I flipped forward to the Edwards section of the textbook and was stunned by what I saw. Here were my own underlinings in Edwards, highlighting just six things that had obviously captured my then-teenage mind.
And my mind was greatly engaged to spend my time in reading and meditating on Christ, on the beauty and excellency of person, and the lovely way of salvation by free grace in him.
. . . a divine beauty; far purer than anything here upon the earth; and that every thing else was like mire and defilement, in comparison of it.
When I look into my heart, and take a view of my wickedness, it looks like an abyss infinitely deeper than hell.
[I] have experienced more of an abhorrence of my own righteousness.
I see that serpent rising and putting forth its head continually, every where, all around me.
How happy are they which do that which is right in the sight of God! They are blessed indeed, they are the happy ones!
God at Work
Those underlinings were from 1975. I was not a Christian. I didn’t come from a Christian home. I’d never read the Bible. Yet here almost as blind, deaf, and dead in my sin as I ever was, there was something at work in my consciousness magnetizing me toward the words of Jonathan Edwards. The next six years of my life, in truth, were to be the worst of my life — years of rebellion, reprobation, a grand tour of perdition. But then God showed his love for me in that while I was still a sinner, Christ died for me. In 1981, Christ came to me.

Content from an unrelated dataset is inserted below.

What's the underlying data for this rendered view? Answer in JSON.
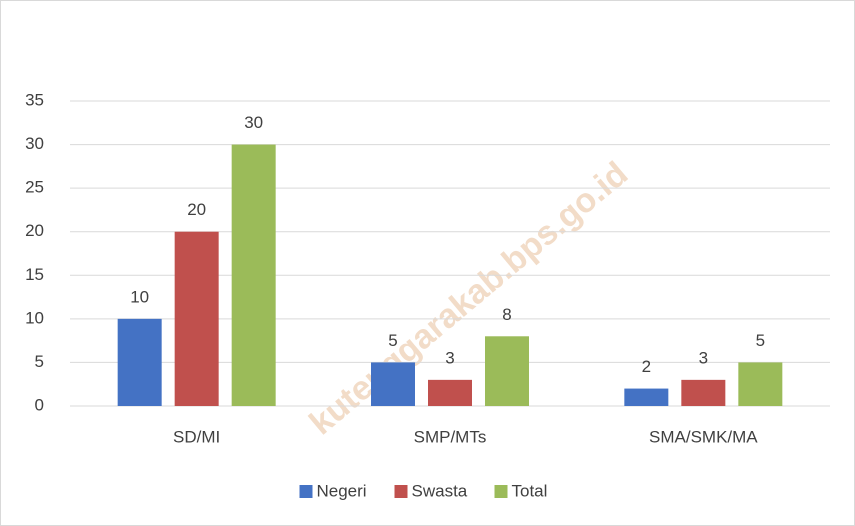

For years, I have credited John Piper with first introducing me to Jonathan Edwards. Now, I need to credit properly an unappreciated high school literature teacher for assigning a very respectful reading of Edwards. But this bit of time travel has caused me to see so clearly, after almost 40 years, that it was really God who first introduced me to Jonathan Edwards so that, in is his own delightfully jealous way, he might introduce me to himself.